Rethinking Rewards in Kids’ Sports by Shana Norris


A trip to the toy department at Target, $5 bill, ice cream after the game, pizza for dinner tonight …

If you’re even slightly familiar with youth sports, I’m sure you’ve known parents who promise their kids a reward for scoring points in a game.

Maybe you’ve even done it yourself.

And that’s okay.  But let me tell you a story.

Last week my 8 year-old daughter’s soccer team played – and lost – a great game.

I still remember how these same kids could dominate the field when they started playing at age four.  Back then, the game was all about the individual player.  Passing the ball?  What was that?  And why in the world would anyone want to do it when a player could score goal after gratifying goal with little to no help from his teammates?
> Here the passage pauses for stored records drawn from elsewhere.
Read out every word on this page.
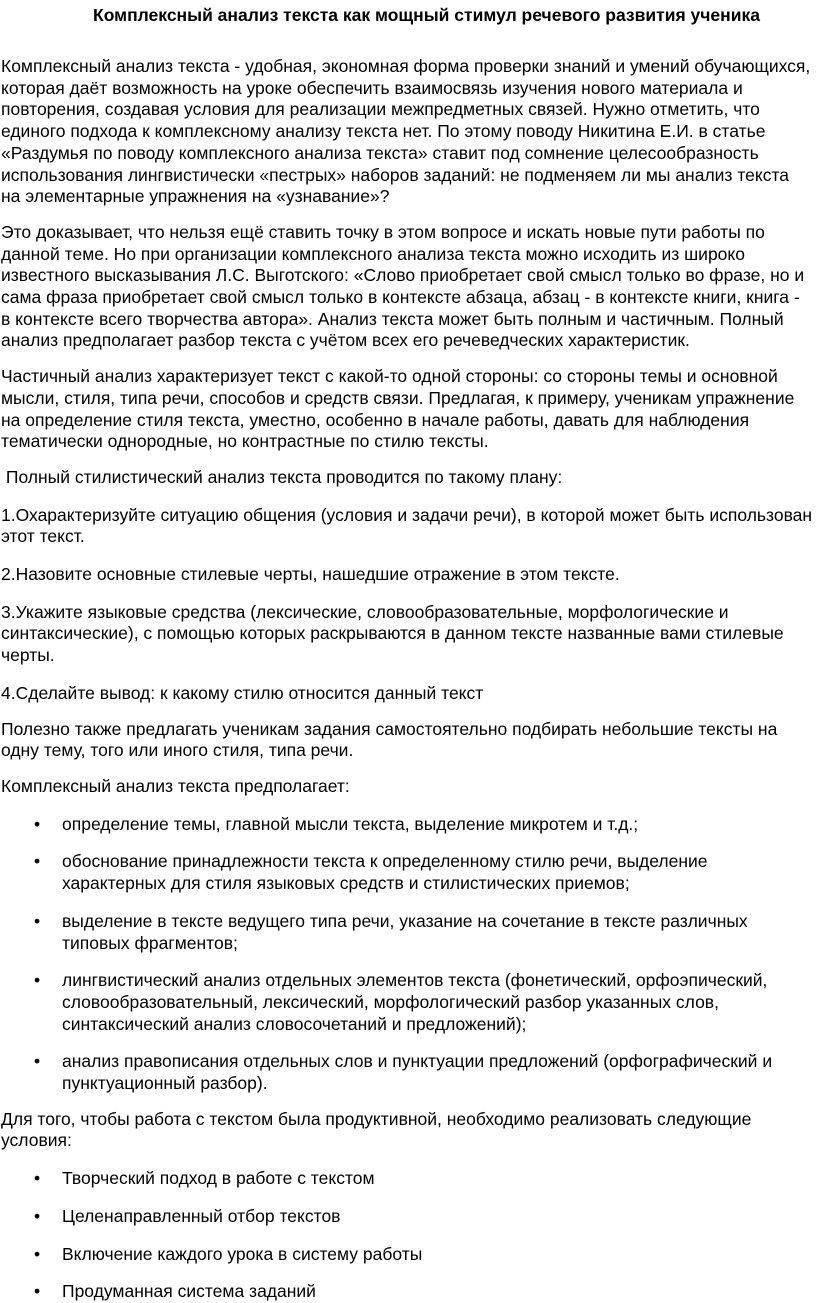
Комплексный анализ текста как мощный стимул речевого развития ученика

Комплексный анализ текста - удобная, экономная форма проверки знаний и умений обучающихся, которая даёт возможность на уроке обеспечить взаимосвязь изучения нового материала и повторения, создавая условия для реализации межпредметных связей. Нужно отметить, что единого подхода к комплексному анализу текста нет. По этому поводу Никитина Е.И. в статье «Раздумья по поводу комплексного анализа текста» ставит под сомнение целесообразность использования лингвистически «пестрых» наборов заданий: не подменяем ли мы анализ текста на элементарные упражнения на «узнавание»?

Это доказывает, что нельзя ещё ставить точку в этом вопросе и искать новые пути работы по данной теме. Но при организации комплексного анализа текста можно исходить из широко известного высказывания Л.С. Выготского: «Слово приобретает свой смысл только во фразе, но и сама фраза приобретает свой смысл только в контексте абзаца, абзац - в контексте книги, книга - в контексте всего творчества автора». Анализ текста может быть полным и частичным. Полный анализ предполагает разбор текста с учётом всех его речеведческих характеристик.

Частичный анализ характеризует текст с какой-то одной стороны: со стороны темы и основной мысли, стиля, типа речи, способов и средств связи. Предлагая, к примеру, ученикам упражнение на определение стиля текста, уместно, особенно в начале работы, давать для наблюдения тематически однородные, но контрастные по стилю тексты.

Полный стилистический анализ текста проводится по такому плану:

1.Охарактеризуйте ситуацию общения (условия и задачи речи), в которой может быть использован этот текст.

2.Назовите основные стилевые черты, нашедшие отражение в этом тексте.

3.Укажите языковые средства (лексические, словообразовательные, морфологические и синтаксические), с помощью которых раскрываются в данном тексте названные вами стилевые черты.

4.Сделайте вывод: к какому стилю относится данный текст

Полезно также предлагать ученикам задания самостоятельно подбирать небольшие тексты на одну тему, того или иного стиля, типа речи.

Комплексный анализ текста предполагает:

• определение темы, главной мысли текста, выделение микротем и т.д.;
• обоснование принадлежности текста к определенному стилю речи, выделение характерных для стиля языковых средств и стилистических приемов;
• выделение в тексте ведущего типа речи, указание на сочетание в тексте различных типовых фрагментов;
• лингвистический анализ отдельных элементов текста (фонетический, орфоэпический, словообразовательный, лексический, морфологический разбор указанных слов, синтаксический анализ словосочетаний и предложений);
• анализ правописания отдельных слов и пунктуации предложений (орфографический и пунктуационный разбор).

Для того, чтобы работа с текстом была продуктивной, необходимо реализовать следующие условия:

• Творческий подход в работе с текстом
• Целенаправленный отбор текстов
• Включение каждого урока в систему работы
• Продуманная система заданий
The kids who got paid $5 per goal could get rich quick, at least by preschooler standards.

But as the kids got older, that changed. Now it’s more about teamwork. It’s about learning to play a position, making good passes, and moving the ball down the field through a concerted team effort.

Last Saturday, I heard a dejected 3rd grader announce after the game that her dad had promised to buy her ice cream if she scored two goals and, since she hadn’t scored any goals, there was no ice cream in her immediate future.

Let me tell you what is wrong with this scenario.

This little girl played a fantastic game.

Both her offense and defense were spot-on that day. The team lost, but barely. They kept the point spread low, and she was an important part of an impressive team effort.

But did she feel successful?

No. Because her dad had made her success based on one thing: scoring goals.

This is unproductive on so many levels.

No one scored two goals in that game.

Most of the players on her team didn’t score a goal, period.

Because this player’s coach had asked her to play at mid-field, it was pretty much guaranteed that she wasn’t going to make a goal. Scoring goals wasn’t her job that day.

She had played hard, without complaint, on a cold and rainy Saturday.  She played a good game, yet she felt like a failure, because the reward system her dad had put into place was poorly thought out and essentially irrelevant.

There’s something to be said for intrinsic versus extrinsic rewards. But that’s another vent for another day. Let’s assume a parent wants to reward his or her child, so we’re talking about extrinsic rewards here.

Instead of rewarding individual points scored in a team sport, why don’t we figure out a new and more relevant standard?

Let’s reward effort, attitude, and teamwork …

How many good passes a player made …

How many times she kept the ball from going out of bounds …

How he encouraged his teammates …

How she respected her coach …

How he utilized a new skill or technique …

How she kept giving 100% even when the going got tough …

Twenty years from now, it won’t matter how many goals our kids scored in a youth soccer game back when they were 8.